Benefiting Non-objects With Powers Of Appointment: Squaring The Circle?

Published date18 May 2021
Subject MatterCorporate/Commercial Law, Family and Matrimonial, Trusts, Wills/ Intestacy/ Estate Planning
Law FirmWilberforce Chambers
AuthorMs Emily Campbell

Private client practitioners will be familiar with the principle that powers of advancement can be used to create new powers (notwithstanding the rule against delegation) and to benefit non-objects (notwithstanding the rules on excess of power) if it is for the benefit of an object to do so. Powers of advancement are generally thought of as being the statutory power of advancement (as usually extended to the whole share rather than the half) and other powers of trustees "to apply" capital which are expressed to be exercised for the benefit of an object.

The principle that a power of advancement may be used to benefit a non-object if it is for the benefit of an object is often referred to as the "Re Clore" principle1. Practitioners were reminded of the need to adopt an approach to the principle which was not overly liberal in the judgment of Hart J in the later case of X v A2. A similar approach to the word "benefit" has been taken in the context of applications under the Variation of Trusts Act 19583.

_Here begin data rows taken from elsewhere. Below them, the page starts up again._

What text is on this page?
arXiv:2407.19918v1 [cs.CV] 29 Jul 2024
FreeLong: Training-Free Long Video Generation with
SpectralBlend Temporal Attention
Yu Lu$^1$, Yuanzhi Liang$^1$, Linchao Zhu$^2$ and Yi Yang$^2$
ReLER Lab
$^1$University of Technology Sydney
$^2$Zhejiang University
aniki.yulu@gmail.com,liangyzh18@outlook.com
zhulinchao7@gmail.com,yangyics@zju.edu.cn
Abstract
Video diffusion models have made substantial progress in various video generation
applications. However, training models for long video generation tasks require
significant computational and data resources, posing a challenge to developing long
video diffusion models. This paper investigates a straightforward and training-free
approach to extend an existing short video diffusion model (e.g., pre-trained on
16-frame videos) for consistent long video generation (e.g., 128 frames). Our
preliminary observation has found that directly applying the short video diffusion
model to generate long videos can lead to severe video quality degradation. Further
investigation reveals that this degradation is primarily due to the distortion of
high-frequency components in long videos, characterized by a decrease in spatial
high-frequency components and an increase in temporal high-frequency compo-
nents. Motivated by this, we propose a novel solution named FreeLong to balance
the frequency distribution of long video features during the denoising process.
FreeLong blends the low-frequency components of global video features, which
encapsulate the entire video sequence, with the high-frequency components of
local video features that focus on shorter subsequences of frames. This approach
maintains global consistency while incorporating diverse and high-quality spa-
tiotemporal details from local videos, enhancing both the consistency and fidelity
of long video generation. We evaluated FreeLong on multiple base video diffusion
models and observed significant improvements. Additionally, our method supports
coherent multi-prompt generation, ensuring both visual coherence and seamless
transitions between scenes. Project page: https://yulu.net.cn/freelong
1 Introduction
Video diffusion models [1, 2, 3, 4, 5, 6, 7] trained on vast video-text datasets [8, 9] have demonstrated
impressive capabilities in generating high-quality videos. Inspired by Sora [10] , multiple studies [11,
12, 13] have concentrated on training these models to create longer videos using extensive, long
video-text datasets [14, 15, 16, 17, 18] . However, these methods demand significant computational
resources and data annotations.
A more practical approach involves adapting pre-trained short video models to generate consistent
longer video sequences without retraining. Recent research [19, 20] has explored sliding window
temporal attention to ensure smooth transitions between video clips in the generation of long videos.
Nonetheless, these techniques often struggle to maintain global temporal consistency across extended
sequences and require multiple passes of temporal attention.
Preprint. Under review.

These days, powers of appointment in many trusts (even older ones) contain an express power to delegate by the creation of new powers, which has reduced the need for debate on delegation. But what of the possibility of benefiting non-objects? Can they be used in a similar way to powers of advancement where they are expressed to be exercisable "for the benefit of" an object? Or is there some magic in the verb "to apply" rather than "to appoint". There is a surprising dearth of authority on this4.

In my 2002 book, "Changing the Terms of Trusts"5, I commented that I was not in favour of drawing a distinction between powers of appointment and powers of advancement but commented that the practitioner should exercise caution owing to the absence of any positive authority saying that it was permissible to use a power of appointment to benefit non-objects. Lewin on Trusts6 states (in fairly uncompromising terms) that "A power to appoint in favour of one or both of A and B is plainly not well exercised by an appointment in favour of C or of A, B and C . Unless the appointment is in substance to an object and is made with the consent of that object". There is a useful discussion in Thomas on Powers7, which (after identifying the lack of clear authority on the position) concludes: ".while acknowledging the differences between the two kinds of power . there may be little logic or sense in distinguishing between them on the basis of a narrow point of construction".